Wales took the title in 2021, but look unlikely to repeat the feat after their loss in Dublin.
Wayne Pivac's side is wrestling with a lengthy injury list which leaves them short of over 700 Test caps, with Alun Wyn Jones, Taulupe Faletau and George North among the stars unavailable.
But Warburton believes the result is cause for wider concern over the side's future, saying the country does not have "a good enough player pool to pick from".
"I thought after the last World Cup there was going to be a changing of the guard but there wasn't," he continued.
"I don't think the young players have been coming through so we've had to hold onto people.
"I think they've got a really good coaching group. Normally in every group of players that comes through you can identify six, seven or eight guys who are going to be world class.

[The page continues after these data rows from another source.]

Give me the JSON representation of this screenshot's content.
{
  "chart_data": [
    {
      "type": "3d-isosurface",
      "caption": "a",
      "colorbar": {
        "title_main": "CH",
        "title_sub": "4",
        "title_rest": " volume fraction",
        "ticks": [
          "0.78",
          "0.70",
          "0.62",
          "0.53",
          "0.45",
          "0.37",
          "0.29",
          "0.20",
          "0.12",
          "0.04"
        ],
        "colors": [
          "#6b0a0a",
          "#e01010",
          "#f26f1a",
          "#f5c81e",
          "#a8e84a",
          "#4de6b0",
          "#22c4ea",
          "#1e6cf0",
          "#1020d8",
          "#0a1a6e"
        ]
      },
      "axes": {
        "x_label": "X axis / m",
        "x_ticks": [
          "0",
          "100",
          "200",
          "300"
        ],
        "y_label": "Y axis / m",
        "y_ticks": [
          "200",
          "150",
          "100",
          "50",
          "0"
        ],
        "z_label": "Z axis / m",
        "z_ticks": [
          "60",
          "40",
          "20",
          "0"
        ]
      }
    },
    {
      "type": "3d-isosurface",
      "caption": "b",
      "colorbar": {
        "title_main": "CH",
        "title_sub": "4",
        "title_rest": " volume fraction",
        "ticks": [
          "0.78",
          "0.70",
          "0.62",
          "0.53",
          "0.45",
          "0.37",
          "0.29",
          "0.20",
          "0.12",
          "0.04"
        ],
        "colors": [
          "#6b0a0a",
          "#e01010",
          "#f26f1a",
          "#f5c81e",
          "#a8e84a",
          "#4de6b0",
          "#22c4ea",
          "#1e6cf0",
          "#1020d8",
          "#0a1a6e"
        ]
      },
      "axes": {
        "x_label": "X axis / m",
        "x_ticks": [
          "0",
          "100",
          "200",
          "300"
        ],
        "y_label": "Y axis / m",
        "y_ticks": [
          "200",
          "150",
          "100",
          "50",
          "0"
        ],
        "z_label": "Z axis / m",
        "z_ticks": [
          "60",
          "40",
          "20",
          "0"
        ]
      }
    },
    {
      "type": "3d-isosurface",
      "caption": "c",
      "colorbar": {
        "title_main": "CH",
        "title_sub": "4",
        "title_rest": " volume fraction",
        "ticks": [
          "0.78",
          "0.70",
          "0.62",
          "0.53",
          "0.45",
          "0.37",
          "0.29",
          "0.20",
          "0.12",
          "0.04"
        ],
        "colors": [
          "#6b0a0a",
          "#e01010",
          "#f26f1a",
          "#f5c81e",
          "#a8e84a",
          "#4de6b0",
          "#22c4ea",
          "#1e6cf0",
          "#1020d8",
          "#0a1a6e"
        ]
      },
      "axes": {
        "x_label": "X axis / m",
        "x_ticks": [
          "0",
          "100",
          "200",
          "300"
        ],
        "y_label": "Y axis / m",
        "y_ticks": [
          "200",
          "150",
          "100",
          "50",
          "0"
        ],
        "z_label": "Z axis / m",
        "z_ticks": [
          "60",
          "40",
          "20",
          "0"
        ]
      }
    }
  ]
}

"If I told you to name eight guys now, I'm not sure you could but that is what you need to be competitive at this level."
In contrast to the opening round of the Covid-hit 2021 Six Nations, all three fixtures in round one this year were played in front of packed crowds.
Murrayfield perhaps delivered the best atmosphere of the weekend with Monye saying he "got goosebumps" hearing the home fans sing Flower of Scotland.
Barclay agreed, saying it was a "real privilege" to be in the stadium, while Warburton added he "couldn't believe how good the atmosphere was".
Jones said: "When England had a good third quarter the crowd needed something from the Scotland team.
"When the team gave it to them, the crowd were just awesome for that final 15. I do not think I have seen an atmosphere like that at Murrayfield."